15. The provisions of sub-s.5(4)(a) of the Commonwealth Act are satisfied. The question is whether it appears to this Court that, having regard to the matters referred to in sub-sub-pars (A), (B) and (C) of sub-s.5(4)(b)(ii) of the Commonwealth Act, it is more appropriate that the proceeding be determined by the Supreme Court of that State. If it so appears to this Court, the legislation requires that the proceeding be so transferred.

16. As to sub-sub-pars (A) and (B), it is clear that, apart from the legislation relating to the cross-vesting of jurisdiction, the proceeding would have been incapable of being instituted in this Court and capable of being instituted in the Supreme Court of Western Australia. The basis for concluding that it would have been capable of being instituted in the Supreme Court is that, on the evidence before the Court, the negotiations which resulted in the respondents undertaking certain work on behalf of the company, whatever be the nature of that work or the terms and conditions upon which it was undertaken, took place in Western Australia. The contract relied upon was, therefore, made in that State. It also required performance there. Counsel for the company did not contend otherwise. Nor did he contend that the proper law of the contract was other than the law of that State.

17. As to sub-sub-par.(C), it is evident from what has already been said that Western Australia is the jurisdiction with which the proceeding has the most real and substantial connection. The parties, a number of witnesses and, so far as one can tell, substantially the whole of the relevant documentation are to be found in that State. If the proceeding is to be heard and determined in Western Australia, Messrs Gubbay and Bregenhoj and some other unidentified witnesses may have to travel to Perth to give evidence on behalf of the company. But, wherever the matter is heard, it would seem to be inevitable that some witnesses may need to travel long distances to give their evidence. In support of an argument that the interests of justice would best be served by allowing the proceeding to be determined in this Court, counsel for the company placed reliance on the national character of the Court which he suggested would facilitate the taking of evidence in different parts of the Commonwealth. In a case where the jurisdiction of this Court arises under the cross-vesting legislation and not otherwise, that circumstance, whatever its validity, does not, in my opinion, provide a sufficient justification for retaining the matter in this Court.

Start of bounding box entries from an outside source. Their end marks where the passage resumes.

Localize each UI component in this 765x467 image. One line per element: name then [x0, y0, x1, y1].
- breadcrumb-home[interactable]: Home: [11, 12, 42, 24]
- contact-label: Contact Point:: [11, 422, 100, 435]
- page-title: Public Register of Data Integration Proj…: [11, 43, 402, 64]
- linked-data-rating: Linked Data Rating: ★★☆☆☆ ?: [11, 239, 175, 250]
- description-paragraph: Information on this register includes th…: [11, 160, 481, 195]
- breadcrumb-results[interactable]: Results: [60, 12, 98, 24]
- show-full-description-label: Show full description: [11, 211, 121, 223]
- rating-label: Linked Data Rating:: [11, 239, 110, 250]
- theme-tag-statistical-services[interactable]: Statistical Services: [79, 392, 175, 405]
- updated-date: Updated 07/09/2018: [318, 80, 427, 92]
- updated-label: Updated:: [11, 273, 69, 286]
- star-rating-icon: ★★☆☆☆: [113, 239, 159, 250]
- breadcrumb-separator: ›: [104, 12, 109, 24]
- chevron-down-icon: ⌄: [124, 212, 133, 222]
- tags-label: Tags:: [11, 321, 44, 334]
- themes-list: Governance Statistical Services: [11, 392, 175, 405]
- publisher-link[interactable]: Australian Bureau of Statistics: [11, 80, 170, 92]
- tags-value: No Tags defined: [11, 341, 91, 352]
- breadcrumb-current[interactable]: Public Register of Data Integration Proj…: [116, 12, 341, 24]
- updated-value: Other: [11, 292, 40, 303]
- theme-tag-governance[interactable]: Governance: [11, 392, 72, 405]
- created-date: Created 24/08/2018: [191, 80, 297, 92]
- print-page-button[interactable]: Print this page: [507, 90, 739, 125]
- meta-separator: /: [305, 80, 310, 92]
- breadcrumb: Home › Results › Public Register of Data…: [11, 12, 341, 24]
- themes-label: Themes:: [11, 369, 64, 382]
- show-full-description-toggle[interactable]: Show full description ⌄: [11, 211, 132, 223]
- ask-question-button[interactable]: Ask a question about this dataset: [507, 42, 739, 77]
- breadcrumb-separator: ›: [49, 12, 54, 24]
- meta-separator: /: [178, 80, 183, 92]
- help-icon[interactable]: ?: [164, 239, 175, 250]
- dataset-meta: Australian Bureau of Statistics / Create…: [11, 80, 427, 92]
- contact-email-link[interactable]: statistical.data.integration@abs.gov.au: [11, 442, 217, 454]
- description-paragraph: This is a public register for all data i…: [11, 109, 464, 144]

18. On the material before the Court, it appears to me that, having regard to the matters set out in sub-sub-pars (A), (B) and (C) of sub-s.5(4)(b)(ii) of the Commonwealth Act, it is more appropriate that the proceeding be determined by the Supreme Court of Western Australia. So to conclude accords with the purpose of the legislation as expressed in the preamble to the Commonwealth and State Acts that a proceeding concerning matters which, apart from the legislative scheme embodied in those Acts for the cross-vesting of jurisdiction, would be entirely within the jurisdiction of the Supreme Court of a State is to be determined in that Court.

19. I, therefore, order that the proceeding be transferred to the Supreme Court of Western Australia. I further order that the costs of the motion be costs in the cause.

20. Before parting with the matter, I should draw attention to the circumstance that the company failed to comply with the provisions of Order 10A, rule 5(1) of the Federal Court Rules. That rule relevantly provides:

"5.(1) If a party to a proceeding proposes
to invoke a jurisdiction arising under a
cross-vesting law ....
(a) the statement of claim .... accompanying
the application .... shall include a
statement of the provision on which the
party relies, of the claim in relation
to which the party relies on it and of
the grounds on which the party relies on
it; and
(b) the party shall seek directions as soon
as possible on whether the proceeding
should be transferred under the Act."
"Cross-vesting law" includes a law of a State relating to the cross-vesting of jurisdiction: "the Act" means the Jurisdiction of Courts (Cross-vesting) Act 1987 of the Commonwealth (see Order 10A, rule 1). It is important that the provisions of that rule be strictly adhered to by a party commencing in this Court a proceeding of the kind to which the rule relates.